In exploring the stories of Gilgamesh and Enkidu and David and Jonathan, Ackerman cautions against applying modern conceptions of homosexuality to these relationships. Drawing on historical and literary criticism, Ackerman's close readings analyze the stories of David and Gilgamesh in light of contemporary definitions of sexual relationships and gender roles. She argues that these male relationships cannot be taken as same-sex partnerships in the modern sense, but reflect the ancient understanding of gender roles, whether in same- or opposite-sex relationships, as defined as either active (male) or passive (female). Her interpretation also considers the heroes' erotic and sexual interactions with members of the opposite sex.
Ackerman shows that the texts' language and erotic imagery suggest more than just an intense male bonding. She argues that, though ambiguous, the erotic imagery and language have a critical function in the texts and serve the political, religious, and aesthetic aims of the narrators.
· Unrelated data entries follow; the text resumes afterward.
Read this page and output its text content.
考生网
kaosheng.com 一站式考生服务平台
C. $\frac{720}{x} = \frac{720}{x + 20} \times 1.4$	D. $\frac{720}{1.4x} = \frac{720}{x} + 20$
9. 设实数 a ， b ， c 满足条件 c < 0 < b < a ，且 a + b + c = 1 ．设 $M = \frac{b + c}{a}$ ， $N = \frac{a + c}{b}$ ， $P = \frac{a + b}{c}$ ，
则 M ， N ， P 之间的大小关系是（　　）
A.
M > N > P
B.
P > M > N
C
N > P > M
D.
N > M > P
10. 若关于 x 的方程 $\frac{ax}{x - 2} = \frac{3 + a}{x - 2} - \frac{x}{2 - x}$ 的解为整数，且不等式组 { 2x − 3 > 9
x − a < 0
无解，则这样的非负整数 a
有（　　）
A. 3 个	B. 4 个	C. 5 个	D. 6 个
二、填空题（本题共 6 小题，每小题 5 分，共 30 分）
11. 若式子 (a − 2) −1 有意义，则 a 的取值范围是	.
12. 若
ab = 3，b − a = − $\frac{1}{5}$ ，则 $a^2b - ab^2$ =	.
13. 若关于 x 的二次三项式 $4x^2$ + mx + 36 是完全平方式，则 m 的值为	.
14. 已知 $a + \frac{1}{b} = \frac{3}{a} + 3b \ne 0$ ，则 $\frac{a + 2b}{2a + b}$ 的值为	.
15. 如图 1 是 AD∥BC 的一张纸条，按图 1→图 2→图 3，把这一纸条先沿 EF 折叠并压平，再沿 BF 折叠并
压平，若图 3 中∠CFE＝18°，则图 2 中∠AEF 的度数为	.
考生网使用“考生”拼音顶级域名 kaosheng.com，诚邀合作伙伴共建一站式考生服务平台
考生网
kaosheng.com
More precisely, the erotic language in the story of David seeks to feminize Jonathan and thus invalidate his claim to Israel's throne in favor of David. In the case of Gilgamesh and Enkidu, whose egalitarian relationship is paradoxically described using the hierarchically dependent language of sexual relationships, the ambiguous erotic language reinforces their status as liminal figures and heroes in the epic tradition.